Não, senhor meu, ouve-me: eu te dou a propriedade, e te dou também a caverna que está nela; diante dos filhos de meu povo a dou a ti; sepulta tua falecida.
12 Toen boog zich Abraham neder voor het aangezicht van het volk des lands;
E Abraão se inclinou diante do povo da terra.
13 En hij sprak tot Efron, voor de oren van het volk des lands, zeggende: Trouwens, zijt gij het? lieve, hoor mij; ik zal het geld des akkers geven; neem het van mij, zo zal ik mijn dode aldaar begraven.
E respondeu a Efrom aos ouvidos do povo da terra, dizendo: Antes, se for do teu agrado, rogo-te que me ouças; eu darei o preço da propriedade, toma-o de mim, e sepultarei nela minha falecida.
14 En Efron antwoordde Abraham, zeggende tot hem:
E respondeu Efrom a Abraão, dizendo-lhe:
15 Mijn heer! hoor mij; een land van vierhonderd sikkelen zilvers, wat is dat tussen mij en tussen u? begraaf slechts uw dode.
Senhor meu, escuta-me: a terra vale quatrocentos siclos de prata: que é isto entre mim e ti? Enterra, pois, tua falecida.
16 En Abraham luisterde naar Efron; en Abraham woog Efron het geld, waarvan hij gesproken had voor de oren van de zonen Heths, vierhonderd sikkelen zilvers, onder den koopman gangbaar.
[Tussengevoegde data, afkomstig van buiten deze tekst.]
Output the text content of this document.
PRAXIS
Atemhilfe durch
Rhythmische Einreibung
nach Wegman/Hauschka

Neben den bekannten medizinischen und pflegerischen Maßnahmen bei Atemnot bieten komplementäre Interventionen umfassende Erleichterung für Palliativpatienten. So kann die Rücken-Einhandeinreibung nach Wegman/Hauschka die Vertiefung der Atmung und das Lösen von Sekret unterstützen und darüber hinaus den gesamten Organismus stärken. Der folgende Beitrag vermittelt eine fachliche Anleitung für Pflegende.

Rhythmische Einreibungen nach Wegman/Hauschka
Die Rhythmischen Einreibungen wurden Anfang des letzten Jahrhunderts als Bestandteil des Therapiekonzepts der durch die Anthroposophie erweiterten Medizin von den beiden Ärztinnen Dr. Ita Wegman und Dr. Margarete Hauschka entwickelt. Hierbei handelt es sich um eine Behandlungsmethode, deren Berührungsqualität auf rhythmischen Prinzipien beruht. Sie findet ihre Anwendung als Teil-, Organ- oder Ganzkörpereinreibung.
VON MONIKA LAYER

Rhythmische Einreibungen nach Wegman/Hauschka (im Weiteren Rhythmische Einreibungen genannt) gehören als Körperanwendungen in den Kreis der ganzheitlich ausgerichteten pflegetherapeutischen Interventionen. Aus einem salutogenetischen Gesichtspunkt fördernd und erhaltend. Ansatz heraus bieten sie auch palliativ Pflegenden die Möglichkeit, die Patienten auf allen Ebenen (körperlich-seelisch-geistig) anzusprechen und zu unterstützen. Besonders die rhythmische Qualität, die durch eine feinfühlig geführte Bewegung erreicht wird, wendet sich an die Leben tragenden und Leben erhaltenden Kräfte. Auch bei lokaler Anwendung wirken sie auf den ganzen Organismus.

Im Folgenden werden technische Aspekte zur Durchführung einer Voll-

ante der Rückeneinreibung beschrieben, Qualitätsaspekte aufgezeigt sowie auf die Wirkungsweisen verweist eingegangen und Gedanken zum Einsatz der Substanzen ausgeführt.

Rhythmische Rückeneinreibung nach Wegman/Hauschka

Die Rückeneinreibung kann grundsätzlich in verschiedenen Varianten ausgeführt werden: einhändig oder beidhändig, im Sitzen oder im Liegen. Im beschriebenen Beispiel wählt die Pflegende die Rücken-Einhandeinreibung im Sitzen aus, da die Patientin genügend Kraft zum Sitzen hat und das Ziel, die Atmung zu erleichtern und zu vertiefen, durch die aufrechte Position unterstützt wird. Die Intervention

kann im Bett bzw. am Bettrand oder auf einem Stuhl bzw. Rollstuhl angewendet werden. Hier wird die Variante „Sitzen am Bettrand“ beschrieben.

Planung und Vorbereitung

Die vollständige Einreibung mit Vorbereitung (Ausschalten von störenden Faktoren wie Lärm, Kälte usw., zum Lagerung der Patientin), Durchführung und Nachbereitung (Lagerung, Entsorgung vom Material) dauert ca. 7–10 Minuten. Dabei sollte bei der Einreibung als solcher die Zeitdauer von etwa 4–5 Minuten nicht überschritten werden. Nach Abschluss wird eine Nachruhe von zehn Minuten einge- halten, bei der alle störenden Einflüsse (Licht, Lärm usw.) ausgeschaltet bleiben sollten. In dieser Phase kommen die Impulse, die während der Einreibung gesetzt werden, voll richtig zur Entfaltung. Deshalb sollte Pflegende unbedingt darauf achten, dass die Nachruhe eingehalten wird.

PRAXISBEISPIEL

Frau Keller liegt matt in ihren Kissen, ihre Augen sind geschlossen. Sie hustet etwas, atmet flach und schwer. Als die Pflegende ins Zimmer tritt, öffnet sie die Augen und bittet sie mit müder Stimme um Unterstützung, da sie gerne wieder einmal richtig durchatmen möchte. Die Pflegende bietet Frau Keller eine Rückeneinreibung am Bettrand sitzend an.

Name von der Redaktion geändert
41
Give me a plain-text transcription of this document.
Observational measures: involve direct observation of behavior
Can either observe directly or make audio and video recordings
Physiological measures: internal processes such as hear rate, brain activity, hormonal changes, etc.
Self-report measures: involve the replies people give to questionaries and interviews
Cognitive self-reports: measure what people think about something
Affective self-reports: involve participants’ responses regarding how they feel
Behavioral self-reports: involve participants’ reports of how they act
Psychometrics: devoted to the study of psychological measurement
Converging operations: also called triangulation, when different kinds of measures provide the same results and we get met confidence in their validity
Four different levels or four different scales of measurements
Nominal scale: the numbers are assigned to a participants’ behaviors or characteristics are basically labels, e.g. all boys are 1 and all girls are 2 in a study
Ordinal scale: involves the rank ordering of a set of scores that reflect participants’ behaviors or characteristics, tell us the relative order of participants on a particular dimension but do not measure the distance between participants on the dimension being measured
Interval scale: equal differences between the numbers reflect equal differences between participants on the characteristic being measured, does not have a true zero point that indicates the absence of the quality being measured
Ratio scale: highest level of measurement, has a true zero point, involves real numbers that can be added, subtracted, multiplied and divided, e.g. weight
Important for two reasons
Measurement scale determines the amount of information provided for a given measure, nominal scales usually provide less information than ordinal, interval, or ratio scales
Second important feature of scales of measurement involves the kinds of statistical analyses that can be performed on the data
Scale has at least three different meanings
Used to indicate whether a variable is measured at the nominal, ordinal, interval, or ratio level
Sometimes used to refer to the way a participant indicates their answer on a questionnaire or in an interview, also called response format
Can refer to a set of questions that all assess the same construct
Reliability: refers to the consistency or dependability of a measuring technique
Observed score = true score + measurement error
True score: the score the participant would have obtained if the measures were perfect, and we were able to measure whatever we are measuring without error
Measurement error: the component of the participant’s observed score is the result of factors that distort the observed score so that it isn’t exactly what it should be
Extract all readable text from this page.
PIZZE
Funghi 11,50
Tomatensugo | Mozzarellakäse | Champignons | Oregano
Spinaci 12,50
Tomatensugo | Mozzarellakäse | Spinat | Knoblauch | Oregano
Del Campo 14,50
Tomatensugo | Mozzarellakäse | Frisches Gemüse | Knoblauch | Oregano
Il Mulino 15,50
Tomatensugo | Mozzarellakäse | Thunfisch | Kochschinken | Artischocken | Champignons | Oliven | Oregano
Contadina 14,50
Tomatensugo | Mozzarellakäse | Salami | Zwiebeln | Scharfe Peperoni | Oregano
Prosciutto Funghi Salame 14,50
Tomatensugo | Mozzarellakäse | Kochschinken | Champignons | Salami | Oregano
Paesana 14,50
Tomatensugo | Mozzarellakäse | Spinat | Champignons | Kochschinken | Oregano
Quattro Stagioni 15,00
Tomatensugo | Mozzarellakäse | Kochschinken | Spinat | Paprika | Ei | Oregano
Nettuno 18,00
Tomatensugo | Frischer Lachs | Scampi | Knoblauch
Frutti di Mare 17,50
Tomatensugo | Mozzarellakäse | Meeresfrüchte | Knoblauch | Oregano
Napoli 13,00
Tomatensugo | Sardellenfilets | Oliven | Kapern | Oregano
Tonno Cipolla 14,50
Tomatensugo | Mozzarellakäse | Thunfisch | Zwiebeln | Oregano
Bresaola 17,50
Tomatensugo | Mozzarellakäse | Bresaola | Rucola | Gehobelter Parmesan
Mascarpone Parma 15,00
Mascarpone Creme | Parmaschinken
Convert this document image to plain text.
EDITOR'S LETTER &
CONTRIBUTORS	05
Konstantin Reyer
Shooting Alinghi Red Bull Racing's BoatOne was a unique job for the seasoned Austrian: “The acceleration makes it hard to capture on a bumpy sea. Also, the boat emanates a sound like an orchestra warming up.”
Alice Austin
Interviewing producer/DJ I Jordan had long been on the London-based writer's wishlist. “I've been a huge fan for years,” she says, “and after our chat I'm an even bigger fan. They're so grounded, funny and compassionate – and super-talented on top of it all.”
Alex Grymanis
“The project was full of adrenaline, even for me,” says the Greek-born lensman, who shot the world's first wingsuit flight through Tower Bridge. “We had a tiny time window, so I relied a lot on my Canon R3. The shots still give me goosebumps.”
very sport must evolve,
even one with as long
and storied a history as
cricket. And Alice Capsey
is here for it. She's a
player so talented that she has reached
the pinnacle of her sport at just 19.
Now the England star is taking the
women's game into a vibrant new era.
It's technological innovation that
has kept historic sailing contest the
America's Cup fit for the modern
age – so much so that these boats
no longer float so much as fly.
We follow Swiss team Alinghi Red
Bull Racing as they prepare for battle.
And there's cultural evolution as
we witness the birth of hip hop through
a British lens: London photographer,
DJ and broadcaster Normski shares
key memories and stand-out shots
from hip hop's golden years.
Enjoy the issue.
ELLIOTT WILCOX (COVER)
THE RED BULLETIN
Então Abraão concordou com Efrom, e pesou Abraão a Efrom o dinheiro que disse, ouvindo-o os filhos de Hete, quatrocentos siclos de prata, de acordo com o padrão dos mercadores.
17 Alzo werd de akker van Efron, die in Machpela was, dat tegenover Mamre lag, de akker en de spelonk, die daarin was, en al het geboomte, dat op den akker stond, dat rondom in zijn ganse landpale was gevestigd,
E ficou a propriedade de Efrom que estava em Macpela em frente de Manre, a propriedade e a caverna que estava nela, e todas as árvores que havia na herança, e em todo o seu termo ao derredor,
18 Aan Abraham tot een bezitting, voor de ogen van de zonen Heths, bij allen, die tot zijn stadspoort ingingen.
Para Abraão em possessão, à vista dos filhos de Hete, e de todos os que entravam pela porta da cidade.
19 En daarna begroef Abraham zijn huisvrouw Sara in de spelonk des akkers van Machpela, tegenover Mamre, hetwelk is Hebron, in het land Kanaan.
E depois disto sepultou Abraão a Sara, sua mulher, na caverna da propriedade de Macpela em frente de Manre, que é Hebrom na terra de Canaã.
20 Alzo werd die akker, en de spelonk die daarin was, aan Abraham gevestigd tot een erfbegrafenis van de zonen Heths.
E ficou a propriedade e a caverna que nela havia, para Abraão, em possessão de sepultura adquirida dos filhos de Hete.